Historischer Umbruch & Ablehnung der herrschenden Politik
Die Niederlage der ÖVP hat gewaltige Ausmaße. Sie bringt mit sich, dass zum ersten mal eine Pattsituation zwischen den zwei großen Parteien SPÖ und ÖVP auf Länderebene (4:4) und eine Mehrheit der SPÖ im Bundesrat entsteht. Dies wird zwar leider keinen Schwenk hin zu einer Politik gegen Sozialabbau mit sich bringen. Nichts desto trotz ist dadurch die wachsende Krise der bürgerlichen Parteienlandschaft erneut bestätigt worden. Keine 3 Jahre nach Schüssels überraschendem Sieg bei den Neuwahlen 2002 steht die traditionellste Partei der Besitzenden und Herrschenden in Österreich vor einem Scherbenhaufen. Die Machtübernahme der SPÖ in der Steiermark wird keine Änderung der Politik zugunsten der ArbeitnehmerInnen und Arbeitslosen bringen. In Salzburg hat die SPÖ-Landesregierung die Stadt Salzburg angewiesen, den halben Euro Essenszuschuss für Kinder aus Familien, die Sozialhilfe empfangen, zu streichen. In Wien führt die SPÖ mit einer absoluten Mandatsmehrheit die Privatisierung des Sozialbereichs und öffentlicher Dienstleistungen durch. Viele SPÖ-WählerInnen, die gewisse Hoffnungen auf Veränderung in die Wahl gesetzt haben, werden sich in nicht allzu ferner Zukunft enttäuscht sehen.
Das steirische Wahlergebnis lässt in Verbindung mit den Vorleistungen der Bundes-SPÖ speziell in den letzten Monaten (gehorsame Zustimmung zu wesentlichen Gesetzesvorlagen der Schüssel-Regierung) die Wahrscheinlichkeit einer neuen Großen Koalition (SPÖ-ÖVP) wachsen. Aus Sicht der Unternehmen und Kapital-Vertreter, die eine „arbeitsfähige“ Regierung wünschen, die Angriffe auf ArbeitnehmerInnen und Sozialleistungen fortführen soll, wird der Wiedereintritt der SPÖ in die Bundesregierung im Vergleich zum gegenwärtigen ÖVP-BZÖ-FPÖ-Chaos immer verlockender.
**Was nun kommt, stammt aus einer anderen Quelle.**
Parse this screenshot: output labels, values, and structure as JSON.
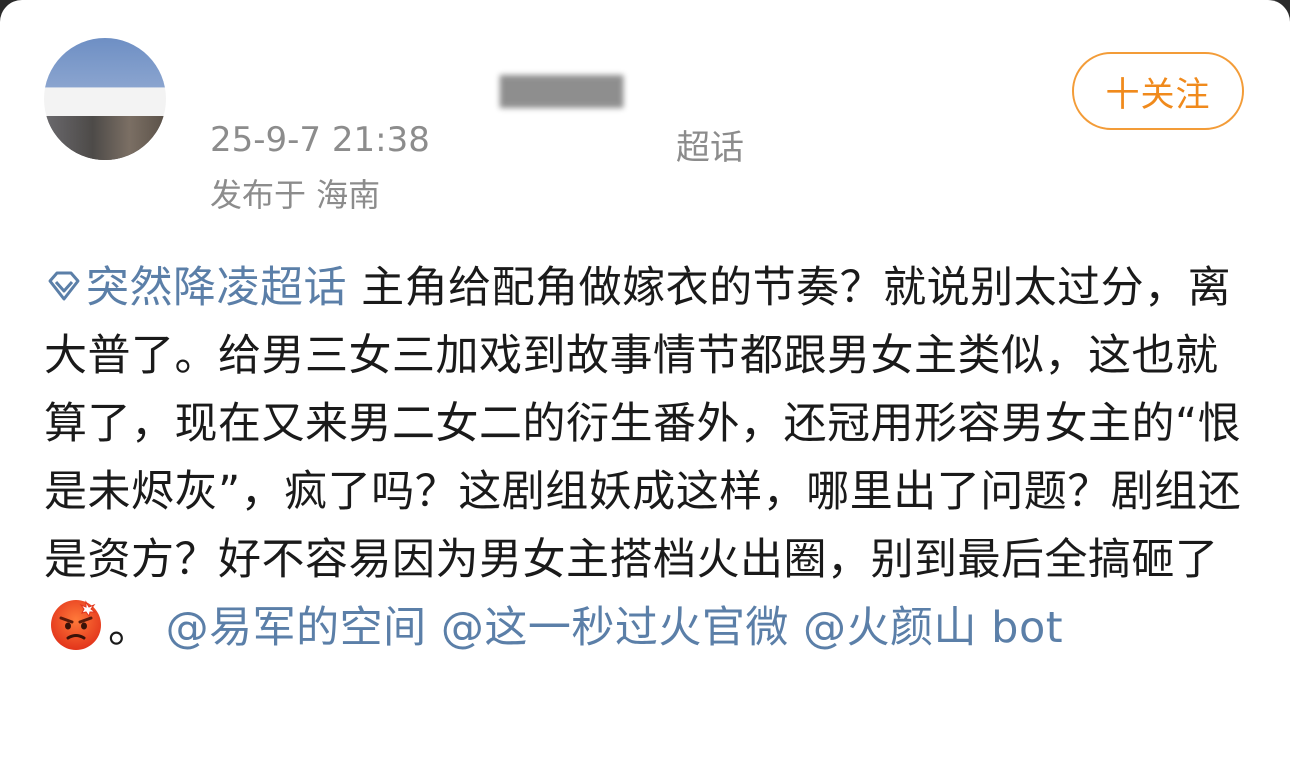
{
  "post": {
    "meta_time": "25-9-7 21:38",
    "meta_source_suffix": "超话",
    "location": "发布于 海南",
    "follow_label": "十关注",
    "topic": "突然降凌超话",
    "text_1": " 主角给配角做嫁衣的节奏？就说别太过分，离大普了。给男三女三加戏到故事情节都跟男女主类似，这也就算了，现在又来男二女二的衍生番外，还冠用形容男女主的“恨是未烬灰”，疯了吗？这剧组妖成这样，哪里出了问题？剧组还是资方？好不容易因为男女主搭档火出圈，别到最后全搞砸了",
    "text_2": "。",
    "mention_1": "@易军的空间",
    "mention_2": "@这一秒过火官微",
    "mention_3": "@火颜山 bot",
    "emoji_name": "angry-face-emoji"
  },
  "colors": {
    "link": "#5b7fa8",
    "follow": "#f08a1c",
    "meta": "#8c8c8c",
    "text": "#1a1a1a"
  }
}
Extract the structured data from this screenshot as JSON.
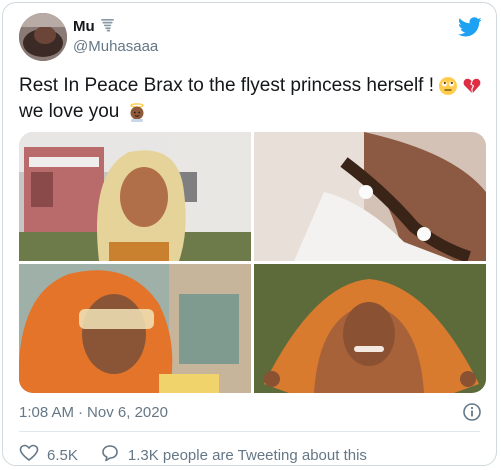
{
  "tweet": {
    "author": {
      "display_name": "Mu",
      "handle": "@Muhasaaa",
      "name_emoji": "tornado-icon"
    },
    "text_line1": "Rest In Peace Brax to the flyest princess herself !",
    "text_line2": "we love you",
    "emojis": [
      "face-with-rolling-eyes-icon",
      "broken-heart-icon",
      "baby-angel-icon"
    ],
    "time": "1:08 AM",
    "separator": "·",
    "date": "Nov 6, 2020",
    "likes": "6.5K",
    "conversation": "1.3K people are Tweeting about this"
  },
  "media": {
    "photos": [
      "photo-1",
      "photo-2",
      "photo-3",
      "photo-4"
    ]
  },
  "colors": {
    "brand": "#1da1f2",
    "text": "#14171a",
    "secondary": "#657786",
    "border": "#cfd9de"
  },
  "icons": [
    "twitter-bird-icon",
    "info-icon",
    "heart-icon",
    "speech-bubble-icon"
  ]
}
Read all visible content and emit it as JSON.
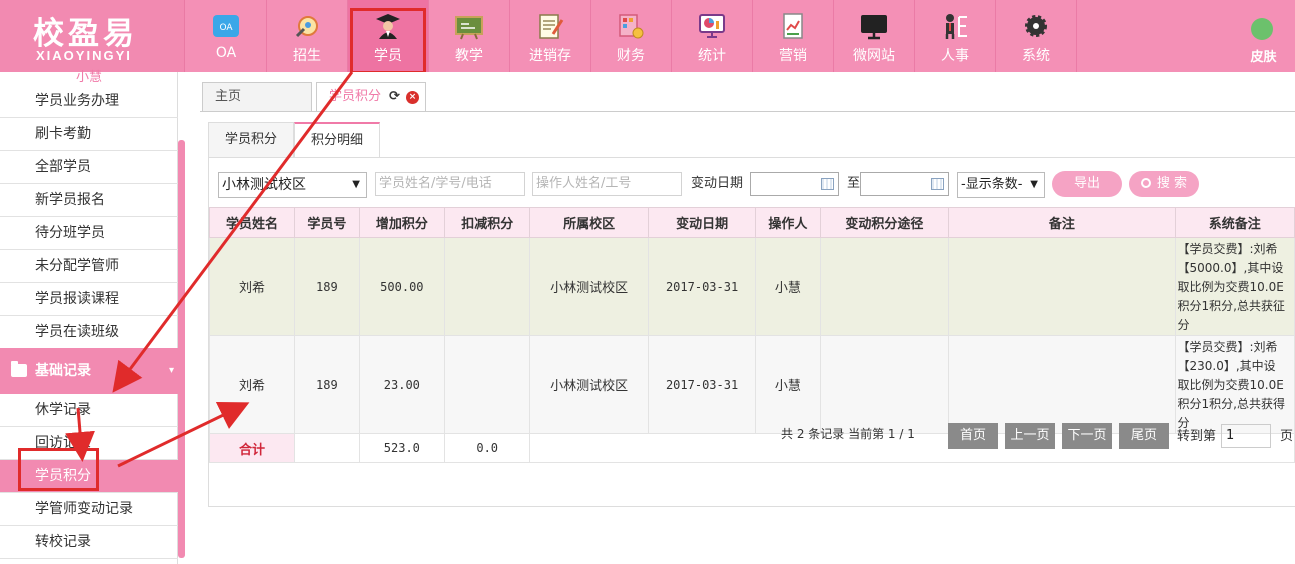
{
  "logo": {
    "cn": "校盈易",
    "en": "XIAOYINGYI"
  },
  "nav": [
    {
      "label": "OA",
      "icon": "oa-icon"
    },
    {
      "label": "招生",
      "icon": "enrollment-icon"
    },
    {
      "label": "学员",
      "icon": "student-icon",
      "active": true
    },
    {
      "label": "教学",
      "icon": "teaching-icon"
    },
    {
      "label": "进销存",
      "icon": "inventory-icon"
    },
    {
      "label": "财务",
      "icon": "finance-icon"
    },
    {
      "label": "统计",
      "icon": "statistics-icon"
    },
    {
      "label": "营销",
      "icon": "marketing-icon"
    },
    {
      "label": "微网站",
      "icon": "microsite-icon"
    },
    {
      "label": "人事",
      "icon": "hr-icon"
    },
    {
      "label": "系统",
      "icon": "system-gear-icon"
    }
  ],
  "skin_label": "皮肤",
  "sidebar": {
    "cut_text": "小慧",
    "items_top": [
      "学员业务办理",
      "刷卡考勤",
      "全部学员",
      "新学员报名",
      "待分班学员",
      "未分配学管师",
      "学员报读课程",
      "学员在读班级"
    ],
    "group_label": "基础记录",
    "items_bottom": [
      "休学记录",
      "回访记录",
      "学员积分",
      "学管师变动记录",
      "转校记录"
    ]
  },
  "page_tabs": {
    "home": "主页",
    "current": "学员积分",
    "reload": "C",
    "close": "×"
  },
  "sub_tabs": [
    "学员积分",
    "积分明细"
  ],
  "filters": {
    "campus": "小林测试校区",
    "student_placeholder": "学员姓名/学号/电话",
    "operator_placeholder": "操作人姓名/工号",
    "date_label": "变动日期",
    "to_label": "至",
    "rows_select": "-显示条数-",
    "export_label": "导出",
    "search_label": "搜 索"
  },
  "table": {
    "headers": [
      "学员姓名",
      "学员号",
      "增加积分",
      "扣减积分",
      "所属校区",
      "变动日期",
      "操作人",
      "变动积分途径",
      "备注",
      "系统备注"
    ],
    "rows": [
      {
        "name": "刘希",
        "no": "189",
        "add": "500.00",
        "sub": "",
        "campus": "小林测试校区",
        "date": "2017-03-31",
        "operator": "小慧",
        "way": "",
        "remark": "",
        "sys_note": [
          "【学员交费】:刘希",
          "【5000.0】,其中设",
          "取比例为交费10.0E",
          "积分1积分,总共获征",
          "分"
        ]
      },
      {
        "name": "刘希",
        "no": "189",
        "add": "23.00",
        "sub": "",
        "campus": "小林测试校区",
        "date": "2017-03-31",
        "operator": "小慧",
        "way": "",
        "remark": "",
        "sys_note": [
          "【学员交费】:刘希",
          "【230.0】,其中设",
          "取比例为交费10.0E",
          "积分1积分,总共获得",
          "分"
        ]
      }
    ],
    "sum": {
      "label": "合计",
      "add": "523.0",
      "sub": "0.0"
    }
  },
  "pager": {
    "info": "共 2 条记录 当前第 1 / 1",
    "first": "首页",
    "prev": "上一页",
    "next": "下一页",
    "last": "尾页",
    "goto": "转到第",
    "page_value": "1",
    "page_suffix": "页"
  },
  "colors": {
    "brand": "#f490b6",
    "highlight_box": "#e02b2b",
    "export_btn": "#f5a3c4",
    "pager_btn": "#8a8a8a"
  }
}
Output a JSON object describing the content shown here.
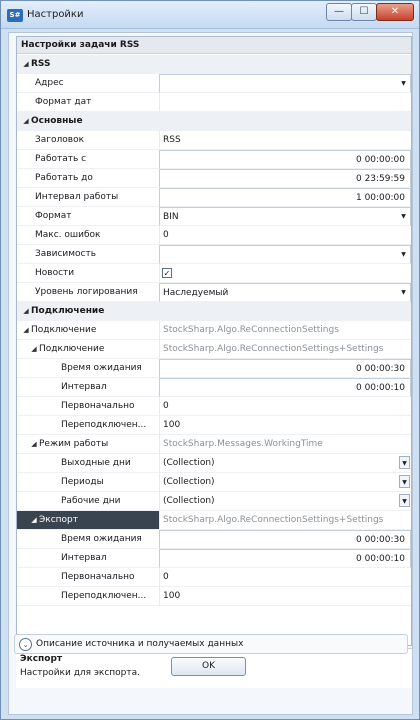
{
  "window": {
    "app_icon": "S#",
    "title": "Настройки",
    "minimize_glyph": "—",
    "maximize_glyph": "☐",
    "close_glyph": "✕"
  },
  "grid": {
    "title": "Настройки задачи RSS",
    "rows": [
      {
        "type": "cat",
        "name": "RSS"
      },
      {
        "type": "prop",
        "level": 2,
        "name": "Адрес",
        "value": "",
        "style": "box",
        "dropdown": "plain"
      },
      {
        "type": "prop",
        "level": 2,
        "name": "Формат дат",
        "value": "",
        "style": "plain"
      },
      {
        "type": "cat",
        "name": "Основные"
      },
      {
        "type": "prop",
        "level": 2,
        "name": "Заголовок",
        "value": "RSS",
        "style": "plain"
      },
      {
        "type": "prop",
        "level": 2,
        "name": "Работать с",
        "value": "0 00:00:00",
        "style": "box-right"
      },
      {
        "type": "prop",
        "level": 2,
        "name": "Работать до",
        "value": "0 23:59:59",
        "style": "box-right"
      },
      {
        "type": "prop",
        "level": 2,
        "name": "Интервал работы",
        "value": "1 00:00:00",
        "style": "box-right"
      },
      {
        "type": "prop",
        "level": 2,
        "name": "Формат",
        "value": "BIN",
        "style": "box-txt",
        "dropdown": "plain"
      },
      {
        "type": "prop",
        "level": 2,
        "name": "Макс. ошибок",
        "value": "0",
        "style": "plain"
      },
      {
        "type": "prop",
        "level": 2,
        "name": "Зависимость",
        "value": "",
        "style": "box",
        "dropdown": "plain"
      },
      {
        "type": "prop",
        "level": 2,
        "name": "Новости",
        "value": "",
        "style": "check",
        "checked": "✓"
      },
      {
        "type": "prop",
        "level": 2,
        "name": "Уровень логирования",
        "value": "Наследуемый",
        "style": "box-txt",
        "dropdown": "plain"
      },
      {
        "type": "cat",
        "name": "Подключение"
      },
      {
        "type": "prop",
        "level": 1,
        "tri": "◢",
        "name": "Подключение",
        "value": "StockSharp.Algo.ReConnectionSettings",
        "style": "dim"
      },
      {
        "type": "prop",
        "level": 2,
        "tri": "◢",
        "name": "Подключение",
        "value": "StockSharp.Algo.ReConnectionSettings+Settings",
        "style": "dim"
      },
      {
        "type": "prop",
        "level": 4,
        "name": "Время ожидания",
        "value": "0 00:00:30",
        "style": "box-right"
      },
      {
        "type": "prop",
        "level": 4,
        "name": "Интервал",
        "value": "0 00:00:10",
        "style": "box-right"
      },
      {
        "type": "prop",
        "level": 4,
        "name": "Первоначально",
        "value": "0",
        "style": "plain"
      },
      {
        "type": "prop",
        "level": 4,
        "name": "Переподключен...",
        "value": "100",
        "style": "plain"
      },
      {
        "type": "prop",
        "level": 2,
        "tri": "◢",
        "name": "Режим работы",
        "value": "StockSharp.Messages.WorkingTime",
        "style": "dim"
      },
      {
        "type": "prop",
        "level": 4,
        "name": "Выходные дни",
        "value": "(Collection)",
        "style": "txt",
        "dropdown": "boxed"
      },
      {
        "type": "prop",
        "level": 4,
        "name": "Периоды",
        "value": "(Collection)",
        "style": "txt",
        "dropdown": "boxed"
      },
      {
        "type": "prop",
        "level": 4,
        "name": "Рабочие дни",
        "value": "(Collection)",
        "style": "txt",
        "dropdown": "boxed"
      },
      {
        "type": "prop",
        "level": 2,
        "tri": "◢",
        "name": "Экспорт",
        "value": "StockSharp.Algo.ReConnectionSettings+Settings",
        "style": "dim",
        "selected": true
      },
      {
        "type": "prop",
        "level": 4,
        "name": "Время ожидания",
        "value": "0 00:00:30",
        "style": "box-right"
      },
      {
        "type": "prop",
        "level": 4,
        "name": "Интервал",
        "value": "0 00:00:10",
        "style": "box-right"
      },
      {
        "type": "prop",
        "level": 4,
        "name": "Первоначально",
        "value": "0",
        "style": "plain"
      },
      {
        "type": "prop",
        "level": 4,
        "name": "Переподключен...",
        "value": "100",
        "style": "plain"
      }
    ]
  },
  "description": {
    "title": "Экспорт",
    "text": "Настройки для экспорта."
  },
  "expander": {
    "glyph": "⌄",
    "label": "Описание источника и получаемых данных"
  },
  "ok_button": {
    "label": "OK"
  },
  "icons": {
    "category_expanded": "◢",
    "dropdown": "▼"
  },
  "colors": {
    "window_frame": "#cfe0f3",
    "selection": "#3a4350",
    "close_button": "#c7432d"
  }
}
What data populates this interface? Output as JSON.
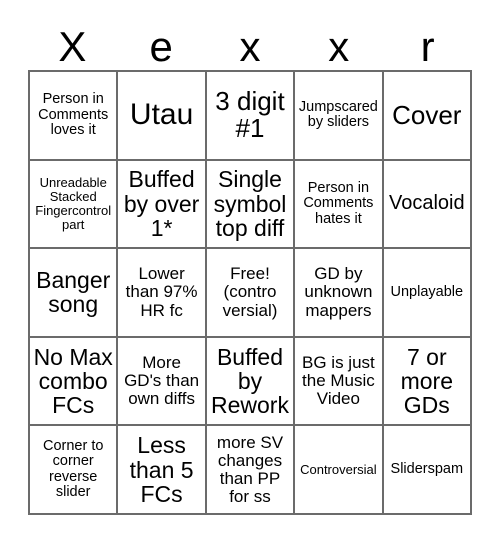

Ursachen & Auswirkungen des Wahlergebnisses
- Die
Abwahl der ÖVP hat natürlich auch bundespolitische Gründe.
Die ÖVP versucht wie schon nach den letzten Wahlen, dies
herunterzuspielen. Die Auswirkungen der Kürzungen bei Bildung,
Gesundheit und Wohnen auf Bundesebene führen auch in der
Steiermark zur Ablehnung der ÖVP. Hinzu kamen die hausgemachten
Skandale um Estag, Hirschmann und Herberstein, die die Abgehobenheit
und Korruption der herrschenden Politik weiter deutlich gemacht
haben. Die Stimmung: „Die da oben richten sich’s auf unsere
Kosten“ war ein wesentlicher Grund für die Abwahl der ÖVP.
Die Versuche der steirischen ÖVP, Verantwortung für die
Skandale auf andere (v.a. Hirschmann) abzuwälzen, hat nicht
funktioniert. Wir meinen, dass der Denkzettel für die ÖVP
nicht in einer „Medienkampagne“ zu suchen ist, sondern in ihrer
jahrzehntelangen Politik im Interesse der Unternehmen und
Superreichen, die unausweichlich Korruption und Abgehobenheit mit
sich bringt.
- Dass
die SPÖ heute die größte Fraktion im steirischen
Landtag ist, ist nicht auf die Politik der SPÖ zurückzuführen.
Die Voves-SPÖ zeigte im Wahlkampf wenig eigenes Profil. Sie hat
weder ein Alternativkonzept zum Neoliberalismus präsentiert
noch Menschen zur aktiven Umgestaltung der herrschenden Verhältnisse
aufgefordert. Die SPÖ wurde als kleineres Übel gewählt
bzw. als Partei, die sich weniger unbeliebt machen konnte.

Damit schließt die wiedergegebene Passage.